Example: Setting QoS before starting CTE-LDT

You can be proactive and set up QoS parameters before enabling GuardPoints that are protected with CTE-LDT policies. This ensures QoS starts monitoring and controlling CTE-LDT resource usage from the start. The following graph shows an example where 10% of the CPU is assigned to CTE-LDT. QoS makes sure that CTE-LDT is restricted to use only 10% of the CPU. There is a tolerance level of +/- 4%, so actual CTE-LDT usage can range between 5% and 15% of CPU. In the following example, applications use 75% of the CPU resources. As the graph shows, when CTE-LDT starts, application CPU utilization drops for a moment, because CTE-LDT exceeds the CPU threshold. QoS immediately reduces CTE-LDT’s CPU usage to 12%, which is within tolerance levels for a 10% setting, and the application CPU share returns to normal.

QoS makes visible improvement immediately when CTE-LDT starts

The graph above was obtained on a Linux system running sysbench.

• To find the amount of CPU resources currently in use by applications, type:

  top -n 1 -b | grep sysbench | awk 'BEGIN {cpu=0} {cpu += $9} END {print cpu}'
  

• To find the amount of CPU currently in use by the CTE-LDT-protected host, type:

  top | grep Cpu
  

• To find the amount of CPU currently in use by CTE-LDT, type:

  voradmin ldt stats | grep CPU
  

Example: Monitoring and controlling resource usage during CTE-LDT

Suppose that CTE-LDT has started with CPU set to 25%, and users realize their applications are affected. For example, there might be a higher than expected level of CTE-LDT I/O operations. To return application performance to normal, reduce the CPU allocation for CTE-LDT.

1. Set the CPU parameter to a lower value, such as 10%.

2. Select the Cap CPU Allocation option.

QoS restricts CTE-LDT CPU usage to 10%. The application user should monitor their application. If the application’s performance is still affected, reduce the CPU parameter further, such as to 5%. Repeat this procedure until application performance returns to a satisfactory level.

The following graph shows an example where QoS is not enabled to monitor and control CTE-LDT CPU usage from the start. When CTE-LDT starts, application CPU usage drops from 65% to 20%. By setting the QoS CPU parameter to 10%, application usage is greatly improved.
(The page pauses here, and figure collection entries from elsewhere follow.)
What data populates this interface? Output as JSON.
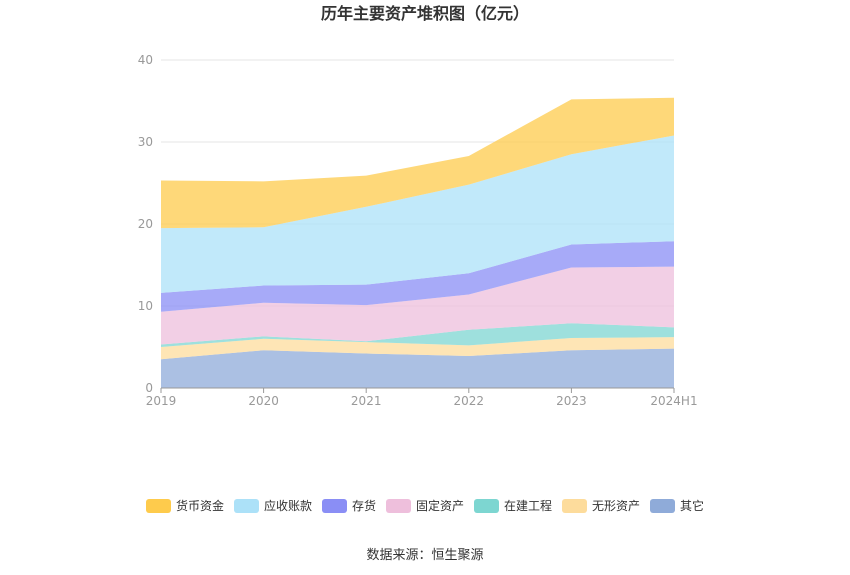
{
  "chart_data": {
    "type": "area",
    "stacked": true,
    "title": "历年主要资产堆积图（亿元）",
    "categories": [
      "2019",
      "2020",
      "2021",
      "2022",
      "2023",
      "2024H1"
    ],
    "ylim": [
      0,
      40
    ],
    "yticks": [
      0,
      10,
      20,
      30,
      40
    ],
    "grid": true,
    "legend_position": "bottom",
    "series": [
      {
        "name": "其它",
        "color": "#8fabd9",
        "values": [
          3.5,
          4.6,
          4.2,
          3.9,
          4.6,
          4.8
        ]
      },
      {
        "name": "无形资产",
        "color": "#fddc9c",
        "values": [
          1.5,
          1.4,
          1.4,
          1.3,
          1.5,
          1.4
        ]
      },
      {
        "name": "在建工程",
        "color": "#7dd6d1",
        "values": [
          0.3,
          0.3,
          0.1,
          1.9,
          1.8,
          1.2
        ]
      },
      {
        "name": "固定资产",
        "color": "#eebfdc",
        "values": [
          4.0,
          4.1,
          4.4,
          4.3,
          6.8,
          7.4
        ]
      },
      {
        "name": "存货",
        "color": "#8a8ef5",
        "values": [
          2.3,
          2.1,
          2.5,
          2.6,
          2.8,
          3.1
        ]
      },
      {
        "name": "应收账款",
        "color": "#ace1f8",
        "values": [
          7.9,
          7.1,
          9.5,
          10.8,
          11.0,
          12.9
        ]
      },
      {
        "name": "货币资金",
        "color": "#fecb4c",
        "values": [
          5.8,
          5.6,
          3.8,
          3.5,
          6.7,
          4.6
        ]
      }
    ],
    "legend_order": [
      "货币资金",
      "应收账款",
      "存货",
      "固定资产",
      "在建工程",
      "无形资产",
      "其它"
    ]
  },
  "footer": {
    "source": "数据来源：恒生聚源"
  }
}
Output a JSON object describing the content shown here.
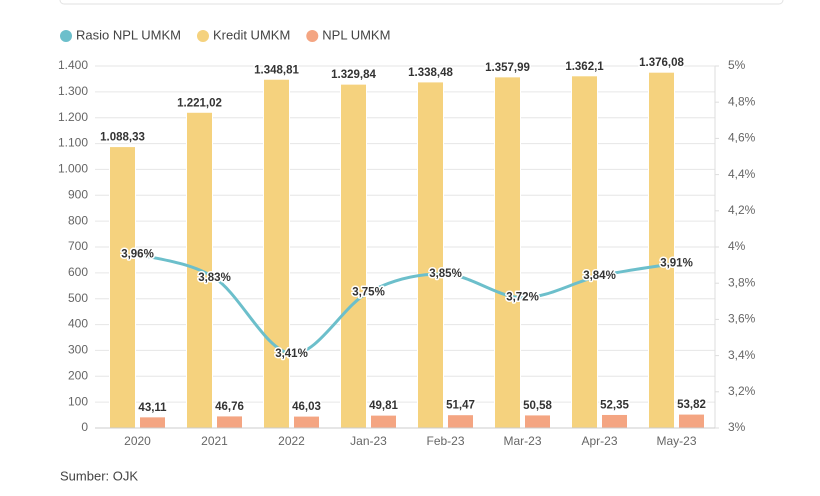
{
  "chart_data": {
    "type": "bar-line",
    "categories": [
      "2020",
      "2021",
      "2022",
      "Jan-23",
      "Feb-23",
      "Mar-23",
      "Apr-23",
      "May-23"
    ],
    "series": [
      {
        "name": "Rasio NPL UMKM",
        "type": "line",
        "color": "#6cbfcb",
        "axis": "y2",
        "values": [
          3.96,
          3.83,
          3.41,
          3.75,
          3.85,
          3.72,
          3.84,
          3.91
        ],
        "value_labels": [
          "3,96%",
          "3,83%",
          "3,41%",
          "3,75%",
          "3,85%",
          "3,72%",
          "3,84%",
          "3,91%"
        ]
      },
      {
        "name": "Kredit UMKM",
        "type": "bar",
        "color": "#f5d27e",
        "values": [
          1088.33,
          1221.02,
          1348.81,
          1329.84,
          1338.48,
          1357.99,
          1362.1,
          1376.08
        ],
        "value_labels": [
          "1.088,33",
          "1.221,02",
          "1.348,81",
          "1.329,84",
          "1.338,48",
          "1.357,99",
          "1.362,1",
          "1.376,08"
        ]
      },
      {
        "name": "NPL UMKM",
        "type": "bar",
        "color": "#f4a582",
        "values": [
          43.11,
          46.76,
          46.03,
          49.81,
          51.47,
          50.58,
          52.35,
          53.82
        ],
        "value_labels": [
          "43,11",
          "46,76",
          "46,03",
          "49,81",
          "51,47",
          "50,58",
          "52,35",
          "53,82"
        ]
      }
    ],
    "ylim": [
      0,
      1400
    ],
    "yticks": [
      0,
      100,
      200,
      300,
      400,
      500,
      600,
      700,
      800,
      900,
      {
        "value": 1000,
        "label": "1.000"
      },
      {
        "value": 1100,
        "label": "1.100"
      },
      {
        "value": 1200,
        "label": "1.200"
      },
      {
        "value": 1300,
        "label": "1.300"
      },
      {
        "value": 1400,
        "label": "1.400"
      }
    ],
    "y2lim": [
      3,
      5
    ],
    "y2ticks": [
      {
        "value": 3,
        "label": "3%"
      },
      {
        "value": 3.2,
        "label": "3,2%"
      },
      {
        "value": 3.4,
        "label": "3,4%"
      },
      {
        "value": 3.6,
        "label": "3,6%"
      },
      {
        "value": 3.8,
        "label": "3,8%"
      },
      {
        "value": 4,
        "label": "4%"
      },
      {
        "value": 4.2,
        "label": "4,2%"
      },
      {
        "value": 4.4,
        "label": "4,4%"
      },
      {
        "value": 4.6,
        "label": "4,6%"
      },
      {
        "value": 4.8,
        "label": "4,8%"
      },
      {
        "value": 5,
        "label": "5%"
      }
    ],
    "grid": true,
    "legend": "top-left",
    "source": "Sumber: OJK"
  }
}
CPU usage allocation before and after QoS CPU parameter is set

Example: How QoS CPU settings affect I/O bandwidth

Controlling CPU utilization indirectly controls I/O bandwidth. When CTE-LDT is consuming less CPU resources, it is usually performing fewer operations of all kinds, including input and output.

The following graph shows how an application's I/O throughput is affected by CTE-LDT, and how QoS can reduce this effect through monitoring and controlling the CTE-LDT CPU resource usage.

This graph is from the same system described in Example: Monitoring and controlling resource usage during CTE-LDT. No QoS parameters are set at first. When CTE-LDT starts, application I/O drops from more than 600 MB per second to below 30 MB per second. By setting the QoS CPU parameter to 10%, the CTE-LDT I/O operations drop to below the application’s ability to perform so application I/O operations is greatly improved.

I/O operations before and after QoS CPU limit is set

To obtain the data for this graph:

• Use iotop and benchmarking tools on an RHEL system to obtain application I/O throughput.

• Use voradmin ldt stats to obtain the CTE-LDT I/O throughput and rekey rate.